Physical inactivity leads to an average loss of 5-7 pounds of muscle per decade. Due to the loss of muscle, the metabolic rate will drop 2-5% per decade. Calories that were previously used for muscle energy are now put into fat storage, resulting in weight gain.

Cardiovascular Health

Lifting weights for less than an hour a week may reduce your risk for a heart
attack or stroke by 40 to 70 percent, according to a new Iowa State University study. Spending more than an hour in the weight room did not yield any additional benefit, the researchers found. Less than an hour of weekly resistance exercise (compared with no resistance exercise) was associated with a 29 percent lower risk of developing metabolic syndrome, which increases risk of heart disease, stroke and diabetes. The risk of hypercholesterolemia was 32 percent lower.
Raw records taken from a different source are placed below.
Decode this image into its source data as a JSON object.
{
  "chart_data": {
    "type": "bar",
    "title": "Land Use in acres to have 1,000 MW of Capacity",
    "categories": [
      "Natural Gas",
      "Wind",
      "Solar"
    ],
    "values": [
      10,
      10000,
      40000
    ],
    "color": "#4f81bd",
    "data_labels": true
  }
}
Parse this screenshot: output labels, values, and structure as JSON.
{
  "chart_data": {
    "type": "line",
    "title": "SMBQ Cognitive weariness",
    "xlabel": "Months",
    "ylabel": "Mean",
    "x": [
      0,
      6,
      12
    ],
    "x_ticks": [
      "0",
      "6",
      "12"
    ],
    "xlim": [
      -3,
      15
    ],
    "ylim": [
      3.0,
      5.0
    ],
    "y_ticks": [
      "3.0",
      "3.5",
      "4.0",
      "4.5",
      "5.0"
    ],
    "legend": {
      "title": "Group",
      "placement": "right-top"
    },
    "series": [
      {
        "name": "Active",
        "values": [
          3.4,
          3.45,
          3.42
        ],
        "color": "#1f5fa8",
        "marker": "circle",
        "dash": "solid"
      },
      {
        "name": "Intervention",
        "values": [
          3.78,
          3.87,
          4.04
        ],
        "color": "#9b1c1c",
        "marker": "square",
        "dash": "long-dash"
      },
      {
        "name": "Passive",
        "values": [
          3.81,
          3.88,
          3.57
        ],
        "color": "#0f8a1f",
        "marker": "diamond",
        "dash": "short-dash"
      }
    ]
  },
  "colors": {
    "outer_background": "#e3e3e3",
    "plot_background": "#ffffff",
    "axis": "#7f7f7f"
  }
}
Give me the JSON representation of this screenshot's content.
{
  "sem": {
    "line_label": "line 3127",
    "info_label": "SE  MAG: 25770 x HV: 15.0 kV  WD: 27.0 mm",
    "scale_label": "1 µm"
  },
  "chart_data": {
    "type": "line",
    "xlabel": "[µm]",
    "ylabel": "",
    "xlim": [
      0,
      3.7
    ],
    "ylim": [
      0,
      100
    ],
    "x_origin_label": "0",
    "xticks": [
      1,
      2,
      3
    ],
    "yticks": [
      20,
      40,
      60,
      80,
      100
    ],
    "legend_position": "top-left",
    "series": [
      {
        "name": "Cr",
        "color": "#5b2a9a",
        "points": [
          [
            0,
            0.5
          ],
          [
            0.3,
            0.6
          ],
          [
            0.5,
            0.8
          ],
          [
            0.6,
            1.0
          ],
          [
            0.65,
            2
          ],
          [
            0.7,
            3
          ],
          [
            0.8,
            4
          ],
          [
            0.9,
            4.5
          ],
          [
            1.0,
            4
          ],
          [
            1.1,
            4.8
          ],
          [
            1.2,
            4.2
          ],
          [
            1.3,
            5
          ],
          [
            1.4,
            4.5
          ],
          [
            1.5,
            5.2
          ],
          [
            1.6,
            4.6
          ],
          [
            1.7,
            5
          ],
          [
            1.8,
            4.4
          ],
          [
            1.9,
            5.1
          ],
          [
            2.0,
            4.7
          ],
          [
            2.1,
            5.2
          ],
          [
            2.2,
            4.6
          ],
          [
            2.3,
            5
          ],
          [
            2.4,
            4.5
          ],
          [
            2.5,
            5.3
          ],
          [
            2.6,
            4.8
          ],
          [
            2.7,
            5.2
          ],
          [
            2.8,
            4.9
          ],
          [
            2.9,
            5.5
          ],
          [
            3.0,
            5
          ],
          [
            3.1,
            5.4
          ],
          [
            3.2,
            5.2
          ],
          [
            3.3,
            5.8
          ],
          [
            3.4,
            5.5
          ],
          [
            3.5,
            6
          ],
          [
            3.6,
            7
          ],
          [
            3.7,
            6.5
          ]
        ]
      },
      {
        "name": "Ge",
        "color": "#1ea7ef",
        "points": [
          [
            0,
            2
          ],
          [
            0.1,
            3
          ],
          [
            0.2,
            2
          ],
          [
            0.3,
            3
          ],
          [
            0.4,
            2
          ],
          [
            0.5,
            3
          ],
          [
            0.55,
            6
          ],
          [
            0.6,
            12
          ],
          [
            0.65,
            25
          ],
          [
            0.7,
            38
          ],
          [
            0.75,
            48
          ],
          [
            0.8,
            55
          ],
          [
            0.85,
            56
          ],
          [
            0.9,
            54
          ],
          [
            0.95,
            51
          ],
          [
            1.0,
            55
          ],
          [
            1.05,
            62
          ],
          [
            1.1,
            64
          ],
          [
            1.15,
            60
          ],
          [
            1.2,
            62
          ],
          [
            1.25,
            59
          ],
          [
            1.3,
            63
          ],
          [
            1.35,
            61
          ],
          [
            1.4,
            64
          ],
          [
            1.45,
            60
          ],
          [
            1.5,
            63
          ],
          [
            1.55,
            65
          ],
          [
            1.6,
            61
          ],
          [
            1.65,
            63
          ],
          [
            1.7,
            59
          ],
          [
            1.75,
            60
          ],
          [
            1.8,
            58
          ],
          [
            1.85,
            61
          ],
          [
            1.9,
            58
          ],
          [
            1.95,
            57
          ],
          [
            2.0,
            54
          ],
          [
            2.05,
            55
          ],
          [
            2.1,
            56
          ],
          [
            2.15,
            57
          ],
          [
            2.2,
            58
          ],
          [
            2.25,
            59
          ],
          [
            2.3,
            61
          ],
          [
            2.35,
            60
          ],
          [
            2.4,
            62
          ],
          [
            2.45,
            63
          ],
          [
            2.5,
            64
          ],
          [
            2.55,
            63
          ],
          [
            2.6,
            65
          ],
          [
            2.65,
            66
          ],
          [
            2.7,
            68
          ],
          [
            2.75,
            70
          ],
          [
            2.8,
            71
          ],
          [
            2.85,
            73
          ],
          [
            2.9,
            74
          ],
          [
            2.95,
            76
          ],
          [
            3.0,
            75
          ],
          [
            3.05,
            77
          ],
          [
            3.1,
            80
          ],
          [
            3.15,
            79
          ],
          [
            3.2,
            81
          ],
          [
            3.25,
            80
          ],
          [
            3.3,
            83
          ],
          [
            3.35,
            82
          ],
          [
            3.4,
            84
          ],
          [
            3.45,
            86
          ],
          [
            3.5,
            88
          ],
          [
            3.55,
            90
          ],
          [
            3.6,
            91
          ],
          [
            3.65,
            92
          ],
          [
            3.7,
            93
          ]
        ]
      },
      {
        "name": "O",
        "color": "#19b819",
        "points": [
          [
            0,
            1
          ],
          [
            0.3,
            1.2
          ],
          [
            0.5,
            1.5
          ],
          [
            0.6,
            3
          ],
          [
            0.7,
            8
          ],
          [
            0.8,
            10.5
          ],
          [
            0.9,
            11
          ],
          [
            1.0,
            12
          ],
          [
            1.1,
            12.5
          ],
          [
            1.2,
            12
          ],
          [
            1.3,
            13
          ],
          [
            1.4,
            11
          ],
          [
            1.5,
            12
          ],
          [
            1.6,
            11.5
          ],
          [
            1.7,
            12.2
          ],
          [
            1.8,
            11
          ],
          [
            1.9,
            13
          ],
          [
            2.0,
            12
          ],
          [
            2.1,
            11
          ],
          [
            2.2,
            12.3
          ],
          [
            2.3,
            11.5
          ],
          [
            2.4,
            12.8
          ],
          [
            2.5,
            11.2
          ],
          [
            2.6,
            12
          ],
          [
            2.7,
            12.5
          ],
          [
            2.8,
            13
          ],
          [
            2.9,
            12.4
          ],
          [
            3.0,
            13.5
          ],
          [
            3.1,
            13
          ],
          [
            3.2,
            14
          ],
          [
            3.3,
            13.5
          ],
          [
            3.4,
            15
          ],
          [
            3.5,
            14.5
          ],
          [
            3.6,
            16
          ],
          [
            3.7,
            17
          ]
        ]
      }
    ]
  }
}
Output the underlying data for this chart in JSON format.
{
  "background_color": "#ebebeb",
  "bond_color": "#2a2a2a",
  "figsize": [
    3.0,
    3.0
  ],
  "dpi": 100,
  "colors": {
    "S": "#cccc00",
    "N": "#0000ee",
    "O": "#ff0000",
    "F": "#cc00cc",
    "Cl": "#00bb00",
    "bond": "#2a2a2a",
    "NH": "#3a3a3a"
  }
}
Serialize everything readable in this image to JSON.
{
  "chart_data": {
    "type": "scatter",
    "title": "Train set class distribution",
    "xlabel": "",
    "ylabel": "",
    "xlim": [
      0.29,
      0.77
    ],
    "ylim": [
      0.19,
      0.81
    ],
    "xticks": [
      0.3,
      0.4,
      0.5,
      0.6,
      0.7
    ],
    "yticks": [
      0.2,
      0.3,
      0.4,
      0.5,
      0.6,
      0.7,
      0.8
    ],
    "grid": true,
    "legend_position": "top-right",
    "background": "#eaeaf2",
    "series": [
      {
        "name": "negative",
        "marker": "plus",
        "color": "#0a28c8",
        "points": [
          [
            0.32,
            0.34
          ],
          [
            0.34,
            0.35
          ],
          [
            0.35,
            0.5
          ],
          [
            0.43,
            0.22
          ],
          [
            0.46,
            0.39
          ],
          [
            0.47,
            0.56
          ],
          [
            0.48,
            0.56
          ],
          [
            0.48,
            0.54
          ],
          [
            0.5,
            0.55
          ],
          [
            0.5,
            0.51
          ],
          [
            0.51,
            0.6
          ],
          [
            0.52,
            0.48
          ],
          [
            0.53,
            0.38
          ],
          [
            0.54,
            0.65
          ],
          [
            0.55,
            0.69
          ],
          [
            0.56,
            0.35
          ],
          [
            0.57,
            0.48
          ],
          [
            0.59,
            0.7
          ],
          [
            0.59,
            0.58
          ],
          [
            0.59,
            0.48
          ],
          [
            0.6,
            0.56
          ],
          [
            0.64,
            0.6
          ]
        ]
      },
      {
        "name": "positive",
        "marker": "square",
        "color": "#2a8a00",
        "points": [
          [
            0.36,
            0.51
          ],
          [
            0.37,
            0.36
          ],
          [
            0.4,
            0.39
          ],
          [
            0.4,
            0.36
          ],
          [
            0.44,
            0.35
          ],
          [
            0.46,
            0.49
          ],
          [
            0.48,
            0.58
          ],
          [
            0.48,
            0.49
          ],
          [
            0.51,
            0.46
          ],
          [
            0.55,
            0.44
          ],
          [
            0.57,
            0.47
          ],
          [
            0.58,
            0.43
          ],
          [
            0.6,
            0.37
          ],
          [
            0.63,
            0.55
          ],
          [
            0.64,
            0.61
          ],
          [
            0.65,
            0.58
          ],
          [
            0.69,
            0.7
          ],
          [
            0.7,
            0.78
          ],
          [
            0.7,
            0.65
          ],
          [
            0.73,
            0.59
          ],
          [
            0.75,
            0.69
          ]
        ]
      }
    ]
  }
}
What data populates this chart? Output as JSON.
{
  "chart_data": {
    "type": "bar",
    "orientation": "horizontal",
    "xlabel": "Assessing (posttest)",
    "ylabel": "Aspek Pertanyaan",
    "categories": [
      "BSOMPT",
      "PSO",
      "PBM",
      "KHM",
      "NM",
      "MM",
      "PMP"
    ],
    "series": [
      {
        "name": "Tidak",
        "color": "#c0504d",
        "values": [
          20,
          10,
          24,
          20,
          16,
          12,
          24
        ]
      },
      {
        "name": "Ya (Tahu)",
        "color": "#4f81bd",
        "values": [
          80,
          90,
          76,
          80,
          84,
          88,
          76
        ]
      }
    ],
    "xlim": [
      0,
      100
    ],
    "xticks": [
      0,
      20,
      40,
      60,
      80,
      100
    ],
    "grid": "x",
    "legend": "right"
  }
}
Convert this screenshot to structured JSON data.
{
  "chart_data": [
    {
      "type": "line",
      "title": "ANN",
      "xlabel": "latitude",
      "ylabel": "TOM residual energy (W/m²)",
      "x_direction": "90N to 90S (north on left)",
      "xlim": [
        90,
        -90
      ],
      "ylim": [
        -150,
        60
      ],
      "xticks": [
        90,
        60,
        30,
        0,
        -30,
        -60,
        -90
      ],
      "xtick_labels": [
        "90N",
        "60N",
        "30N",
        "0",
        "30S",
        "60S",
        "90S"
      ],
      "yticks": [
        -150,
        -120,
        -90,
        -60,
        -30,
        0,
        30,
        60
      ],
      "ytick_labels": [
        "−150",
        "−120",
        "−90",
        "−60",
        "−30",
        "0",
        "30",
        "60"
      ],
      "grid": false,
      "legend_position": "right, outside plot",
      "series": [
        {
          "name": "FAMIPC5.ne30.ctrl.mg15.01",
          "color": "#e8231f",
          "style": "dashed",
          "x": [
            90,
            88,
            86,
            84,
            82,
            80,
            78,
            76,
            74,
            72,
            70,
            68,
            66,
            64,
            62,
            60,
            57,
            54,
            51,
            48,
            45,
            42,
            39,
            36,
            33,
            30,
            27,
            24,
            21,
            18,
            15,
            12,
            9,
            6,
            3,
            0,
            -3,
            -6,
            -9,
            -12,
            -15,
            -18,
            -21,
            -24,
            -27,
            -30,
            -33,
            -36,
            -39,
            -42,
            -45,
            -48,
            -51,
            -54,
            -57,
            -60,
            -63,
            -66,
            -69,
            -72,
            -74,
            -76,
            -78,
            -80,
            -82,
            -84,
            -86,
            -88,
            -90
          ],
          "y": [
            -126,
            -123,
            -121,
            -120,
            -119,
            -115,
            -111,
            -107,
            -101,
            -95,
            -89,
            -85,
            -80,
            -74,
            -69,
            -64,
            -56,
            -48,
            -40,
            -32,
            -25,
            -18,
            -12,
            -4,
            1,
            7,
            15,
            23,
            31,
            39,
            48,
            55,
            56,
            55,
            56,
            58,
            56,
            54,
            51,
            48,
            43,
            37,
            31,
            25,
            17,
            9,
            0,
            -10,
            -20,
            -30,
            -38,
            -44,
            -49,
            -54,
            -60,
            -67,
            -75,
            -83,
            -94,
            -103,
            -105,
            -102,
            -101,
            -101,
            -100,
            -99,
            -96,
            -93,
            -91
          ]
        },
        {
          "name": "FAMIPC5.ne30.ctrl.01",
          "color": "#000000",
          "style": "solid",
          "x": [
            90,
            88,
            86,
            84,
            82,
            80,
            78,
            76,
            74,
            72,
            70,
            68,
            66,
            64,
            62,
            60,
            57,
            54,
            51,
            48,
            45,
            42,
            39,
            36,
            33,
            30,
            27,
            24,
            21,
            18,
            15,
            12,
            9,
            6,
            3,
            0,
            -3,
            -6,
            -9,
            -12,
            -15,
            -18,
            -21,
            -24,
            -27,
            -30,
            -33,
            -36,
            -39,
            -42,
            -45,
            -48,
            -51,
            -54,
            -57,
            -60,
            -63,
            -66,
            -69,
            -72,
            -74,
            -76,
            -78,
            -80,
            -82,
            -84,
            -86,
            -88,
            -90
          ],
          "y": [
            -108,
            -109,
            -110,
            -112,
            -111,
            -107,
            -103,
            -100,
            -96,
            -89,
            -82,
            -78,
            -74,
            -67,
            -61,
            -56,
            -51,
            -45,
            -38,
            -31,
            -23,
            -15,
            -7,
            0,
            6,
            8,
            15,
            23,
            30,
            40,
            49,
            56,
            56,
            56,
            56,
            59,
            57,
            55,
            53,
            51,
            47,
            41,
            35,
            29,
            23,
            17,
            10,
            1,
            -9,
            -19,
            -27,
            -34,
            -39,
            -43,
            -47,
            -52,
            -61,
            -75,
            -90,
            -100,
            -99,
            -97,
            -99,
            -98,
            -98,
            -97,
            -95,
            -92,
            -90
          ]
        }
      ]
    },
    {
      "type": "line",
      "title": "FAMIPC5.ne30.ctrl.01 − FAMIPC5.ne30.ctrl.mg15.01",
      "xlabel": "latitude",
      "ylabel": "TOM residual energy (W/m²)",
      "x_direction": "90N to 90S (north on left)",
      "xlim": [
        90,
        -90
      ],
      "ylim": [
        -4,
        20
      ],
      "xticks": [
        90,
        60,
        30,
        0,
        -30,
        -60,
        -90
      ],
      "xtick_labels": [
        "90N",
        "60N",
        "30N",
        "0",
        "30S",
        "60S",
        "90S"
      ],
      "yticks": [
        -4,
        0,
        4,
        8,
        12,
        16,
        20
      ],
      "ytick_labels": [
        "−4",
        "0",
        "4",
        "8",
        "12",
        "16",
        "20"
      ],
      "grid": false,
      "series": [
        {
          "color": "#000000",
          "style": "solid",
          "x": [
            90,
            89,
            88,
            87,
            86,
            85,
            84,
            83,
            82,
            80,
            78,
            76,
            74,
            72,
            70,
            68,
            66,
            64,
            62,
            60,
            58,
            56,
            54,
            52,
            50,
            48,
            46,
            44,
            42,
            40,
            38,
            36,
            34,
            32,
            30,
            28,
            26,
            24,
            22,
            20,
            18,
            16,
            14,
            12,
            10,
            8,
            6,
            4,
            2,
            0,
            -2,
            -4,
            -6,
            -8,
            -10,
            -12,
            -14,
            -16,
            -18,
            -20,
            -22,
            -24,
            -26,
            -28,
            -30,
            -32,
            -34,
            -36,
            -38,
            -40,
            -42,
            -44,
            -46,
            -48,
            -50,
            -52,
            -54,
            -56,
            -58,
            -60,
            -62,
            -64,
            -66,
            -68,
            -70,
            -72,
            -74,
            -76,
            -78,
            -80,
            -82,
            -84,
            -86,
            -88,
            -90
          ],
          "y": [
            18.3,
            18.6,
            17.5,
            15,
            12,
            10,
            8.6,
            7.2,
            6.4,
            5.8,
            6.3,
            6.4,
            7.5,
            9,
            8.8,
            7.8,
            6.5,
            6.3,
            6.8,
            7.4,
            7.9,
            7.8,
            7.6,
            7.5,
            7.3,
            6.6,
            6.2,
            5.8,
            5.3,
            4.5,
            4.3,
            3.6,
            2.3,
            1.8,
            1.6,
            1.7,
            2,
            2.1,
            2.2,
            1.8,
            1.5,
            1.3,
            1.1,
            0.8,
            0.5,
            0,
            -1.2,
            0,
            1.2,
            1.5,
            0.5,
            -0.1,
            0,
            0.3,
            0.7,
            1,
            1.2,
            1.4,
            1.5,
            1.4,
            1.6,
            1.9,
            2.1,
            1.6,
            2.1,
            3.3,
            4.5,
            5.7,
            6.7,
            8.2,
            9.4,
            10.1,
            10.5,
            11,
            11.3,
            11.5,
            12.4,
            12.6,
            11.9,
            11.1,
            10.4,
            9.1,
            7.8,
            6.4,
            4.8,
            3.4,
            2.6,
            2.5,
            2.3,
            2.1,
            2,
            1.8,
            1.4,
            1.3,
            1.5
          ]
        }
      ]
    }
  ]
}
The results for both studies also were independent of aerobic exercise.

Preventing Osteoporosis

Research conducted at Tufts University found that strength training can add bone
density. Early on, it was that women might be able to slow their bone loss, but not increase bone density. This new study reveals that strength training at any age can actually add bone, not just slow its loss.

Decrease Arthritic Pain

Strength training may be one of the best ways to get relief from arthritis. Strength training will help lubricate and nourish the joint as well as strengthen the muscles around the joint, providing greater support. Strength training continues to show more benefits than any other form of physical activity. People of all ages and fitness levels can reap the health related benefits of strength training through our program. The best results will be attained by being consistent with your training and following a structured nutritional program.